Ein anderes Beispiel ist das schwindende Vertrauen in die Sicherheitsbehörden. Dem Autor zufolge werden die allermeisten antisemitischen Straftaten nicht zur Anzeige gebracht. Wegen mangelndem Vertrauen in Polizei und Justiz. Ähnliches gilt für Opfer von islamfeindlichen Übergriffen. Dass in den vergangenen Jahren immer wieder rassistische Vorfälle innerhalb der Polizei bekannt wurden und jüngst sogar das Spezialkommando der Bundeswehr „KSK“ wegen solchen Vorfällen teilaufgelöst wurde, stiftet nicht gerade Vertrauen.

Schwindendes Vertrauen

Maßnahmen, die Juden zum Selbstschutz ergreifen, würden, wenn sie von Muslimen ergriffen worden wären, höchst misstrauisch beäugt werden. Etwa, dass wegen der Bedrohungslage jüdische Gemeindemitglieder in einer speziellen Nahkampftechnik ausgebildet werden (S. 41). Oder dass Israel wegen einer Serie von Angriffen auf deutsche jüdische Einrichtungen „Sicherheitsleute“ nach Deutschland entsendet (S. 44). Diese Beispiele würden im Falle von Muslimen oder bei einer Intervention beispielsweise der Türkei einem Skandal gleichkommen und dazu führen, dass die Loyalitätsfrage gestellt wird. In beiden Kontexten, dem muslimischen und dem jüdischen, gilt: „Es ist die Aufgabe des deutschen Staates, dies unnötig zu machen.“ (S. 44).

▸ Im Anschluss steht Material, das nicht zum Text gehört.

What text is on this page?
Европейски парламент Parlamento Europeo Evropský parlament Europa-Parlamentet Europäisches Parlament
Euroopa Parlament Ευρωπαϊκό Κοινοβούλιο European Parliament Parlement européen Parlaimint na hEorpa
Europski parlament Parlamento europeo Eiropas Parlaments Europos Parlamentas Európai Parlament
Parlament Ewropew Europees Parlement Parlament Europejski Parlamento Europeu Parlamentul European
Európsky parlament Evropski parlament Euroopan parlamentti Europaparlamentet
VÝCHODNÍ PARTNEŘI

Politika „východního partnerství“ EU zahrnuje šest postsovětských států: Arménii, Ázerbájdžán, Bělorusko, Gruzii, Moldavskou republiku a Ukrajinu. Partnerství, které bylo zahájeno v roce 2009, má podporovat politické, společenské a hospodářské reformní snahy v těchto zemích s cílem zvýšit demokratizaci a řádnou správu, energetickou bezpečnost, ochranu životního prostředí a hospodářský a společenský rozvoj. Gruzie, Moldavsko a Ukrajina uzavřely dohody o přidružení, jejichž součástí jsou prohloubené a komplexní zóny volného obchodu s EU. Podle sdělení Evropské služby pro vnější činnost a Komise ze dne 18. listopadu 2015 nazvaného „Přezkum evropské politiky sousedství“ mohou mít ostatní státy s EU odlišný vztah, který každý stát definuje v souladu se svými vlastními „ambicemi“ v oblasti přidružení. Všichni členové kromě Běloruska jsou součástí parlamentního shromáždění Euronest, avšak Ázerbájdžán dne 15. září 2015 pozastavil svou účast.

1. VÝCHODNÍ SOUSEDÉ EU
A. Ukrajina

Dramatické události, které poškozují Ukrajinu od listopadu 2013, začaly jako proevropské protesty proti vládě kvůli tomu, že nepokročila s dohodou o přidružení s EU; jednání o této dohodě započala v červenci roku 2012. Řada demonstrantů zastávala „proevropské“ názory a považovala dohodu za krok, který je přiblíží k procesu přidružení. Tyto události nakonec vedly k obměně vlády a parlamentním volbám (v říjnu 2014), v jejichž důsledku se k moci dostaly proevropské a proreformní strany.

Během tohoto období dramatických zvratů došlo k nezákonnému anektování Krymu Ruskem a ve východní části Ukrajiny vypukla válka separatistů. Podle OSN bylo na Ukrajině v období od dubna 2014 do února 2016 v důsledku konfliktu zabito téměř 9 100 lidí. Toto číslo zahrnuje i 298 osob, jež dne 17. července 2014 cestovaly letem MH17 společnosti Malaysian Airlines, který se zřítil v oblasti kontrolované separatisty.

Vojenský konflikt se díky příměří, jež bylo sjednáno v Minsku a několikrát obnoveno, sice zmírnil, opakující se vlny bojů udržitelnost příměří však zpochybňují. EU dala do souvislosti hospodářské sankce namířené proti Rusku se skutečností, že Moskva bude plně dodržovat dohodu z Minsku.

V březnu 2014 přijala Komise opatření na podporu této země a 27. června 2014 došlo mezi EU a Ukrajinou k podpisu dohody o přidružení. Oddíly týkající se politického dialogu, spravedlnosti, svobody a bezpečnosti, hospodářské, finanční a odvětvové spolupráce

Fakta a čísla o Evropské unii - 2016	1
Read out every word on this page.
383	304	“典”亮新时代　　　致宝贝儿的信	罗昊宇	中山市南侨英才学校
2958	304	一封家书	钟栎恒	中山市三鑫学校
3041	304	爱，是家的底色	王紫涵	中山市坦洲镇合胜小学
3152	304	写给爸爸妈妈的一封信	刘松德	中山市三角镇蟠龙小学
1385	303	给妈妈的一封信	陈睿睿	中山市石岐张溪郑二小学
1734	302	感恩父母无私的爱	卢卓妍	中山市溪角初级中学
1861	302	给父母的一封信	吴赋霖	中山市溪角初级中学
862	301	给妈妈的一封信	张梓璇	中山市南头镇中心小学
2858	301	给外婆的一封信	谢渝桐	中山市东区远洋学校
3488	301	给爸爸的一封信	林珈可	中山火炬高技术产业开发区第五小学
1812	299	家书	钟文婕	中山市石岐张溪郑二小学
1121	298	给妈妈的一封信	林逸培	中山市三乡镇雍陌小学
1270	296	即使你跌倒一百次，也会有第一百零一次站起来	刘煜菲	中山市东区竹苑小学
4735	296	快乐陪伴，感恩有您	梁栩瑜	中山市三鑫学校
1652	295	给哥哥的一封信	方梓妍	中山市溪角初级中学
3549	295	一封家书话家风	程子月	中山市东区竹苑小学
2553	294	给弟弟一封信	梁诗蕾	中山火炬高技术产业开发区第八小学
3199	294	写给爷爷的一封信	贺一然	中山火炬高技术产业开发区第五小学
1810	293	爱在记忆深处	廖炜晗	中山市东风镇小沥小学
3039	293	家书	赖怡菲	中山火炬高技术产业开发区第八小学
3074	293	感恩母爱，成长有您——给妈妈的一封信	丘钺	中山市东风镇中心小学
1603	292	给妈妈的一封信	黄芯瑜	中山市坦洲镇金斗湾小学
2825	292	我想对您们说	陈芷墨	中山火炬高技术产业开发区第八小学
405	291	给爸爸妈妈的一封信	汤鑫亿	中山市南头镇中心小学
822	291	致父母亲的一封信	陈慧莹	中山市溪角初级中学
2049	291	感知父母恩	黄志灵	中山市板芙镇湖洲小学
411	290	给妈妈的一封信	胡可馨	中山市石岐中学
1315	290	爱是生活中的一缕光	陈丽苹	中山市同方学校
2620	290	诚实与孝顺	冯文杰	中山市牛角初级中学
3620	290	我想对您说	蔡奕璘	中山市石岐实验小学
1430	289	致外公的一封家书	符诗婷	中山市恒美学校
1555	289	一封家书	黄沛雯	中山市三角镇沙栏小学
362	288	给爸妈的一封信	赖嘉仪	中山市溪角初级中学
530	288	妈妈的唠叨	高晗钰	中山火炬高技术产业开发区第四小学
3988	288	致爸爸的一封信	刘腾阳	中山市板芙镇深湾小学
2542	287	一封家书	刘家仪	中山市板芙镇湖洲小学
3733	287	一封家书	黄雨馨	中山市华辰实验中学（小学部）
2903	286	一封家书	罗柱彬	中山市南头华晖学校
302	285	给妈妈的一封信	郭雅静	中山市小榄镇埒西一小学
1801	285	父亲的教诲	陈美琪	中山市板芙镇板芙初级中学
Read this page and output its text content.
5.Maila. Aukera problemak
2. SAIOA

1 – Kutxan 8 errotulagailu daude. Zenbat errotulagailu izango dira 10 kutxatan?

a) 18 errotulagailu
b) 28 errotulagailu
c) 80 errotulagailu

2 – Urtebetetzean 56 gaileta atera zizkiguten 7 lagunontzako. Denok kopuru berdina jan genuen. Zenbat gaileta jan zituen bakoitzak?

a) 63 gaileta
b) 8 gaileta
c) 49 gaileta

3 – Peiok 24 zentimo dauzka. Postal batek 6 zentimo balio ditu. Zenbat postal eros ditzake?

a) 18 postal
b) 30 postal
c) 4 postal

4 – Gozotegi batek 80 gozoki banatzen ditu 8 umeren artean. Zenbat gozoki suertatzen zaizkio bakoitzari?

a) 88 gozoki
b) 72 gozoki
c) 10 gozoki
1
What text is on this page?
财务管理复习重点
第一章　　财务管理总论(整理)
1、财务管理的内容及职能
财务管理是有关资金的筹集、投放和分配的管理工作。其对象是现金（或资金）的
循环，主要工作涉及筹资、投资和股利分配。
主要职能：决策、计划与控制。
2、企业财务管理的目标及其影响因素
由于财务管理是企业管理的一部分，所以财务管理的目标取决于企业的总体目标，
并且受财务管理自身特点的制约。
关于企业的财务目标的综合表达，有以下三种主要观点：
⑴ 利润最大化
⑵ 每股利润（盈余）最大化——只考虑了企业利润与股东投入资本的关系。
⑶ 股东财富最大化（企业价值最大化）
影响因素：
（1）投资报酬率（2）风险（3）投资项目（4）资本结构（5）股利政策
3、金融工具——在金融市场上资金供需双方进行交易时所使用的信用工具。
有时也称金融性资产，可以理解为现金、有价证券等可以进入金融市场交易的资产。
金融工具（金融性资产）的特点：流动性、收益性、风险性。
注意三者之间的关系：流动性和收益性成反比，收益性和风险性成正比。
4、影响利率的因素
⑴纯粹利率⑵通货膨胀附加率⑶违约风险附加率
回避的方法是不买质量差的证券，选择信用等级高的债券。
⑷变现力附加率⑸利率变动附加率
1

Eine strittige Frage ist die Rolle des Nahostkonfliktes bei der Strafbemessung, wenn es um antisemitische Aussagen und Handlungen durch Personen mit muslimischem Hintergrund geht. Der Autor vertritt die Position, dass Gerichte sensibler sein müssten, wenn Antisemitismus angeblich als Israelkritik geäußert wird. „Was Richter nie als Ausrede akzeptieren, als es einst von Linksradikalen kam, das nehmen manche heute mit erstaunlicher Nachsicht hin, wenn es von muslimischen Tätern kommt.“ (S. 84). Dass bei der Strafzumessung der persönliche Kontext zu berücksichtigen ist, lässt der Verfasser außen vor. Demnach wäre alles, was ein Muslim (mit Nahostbezug) über Israel sagt, antisemitisch, nur weil er Muslim ist.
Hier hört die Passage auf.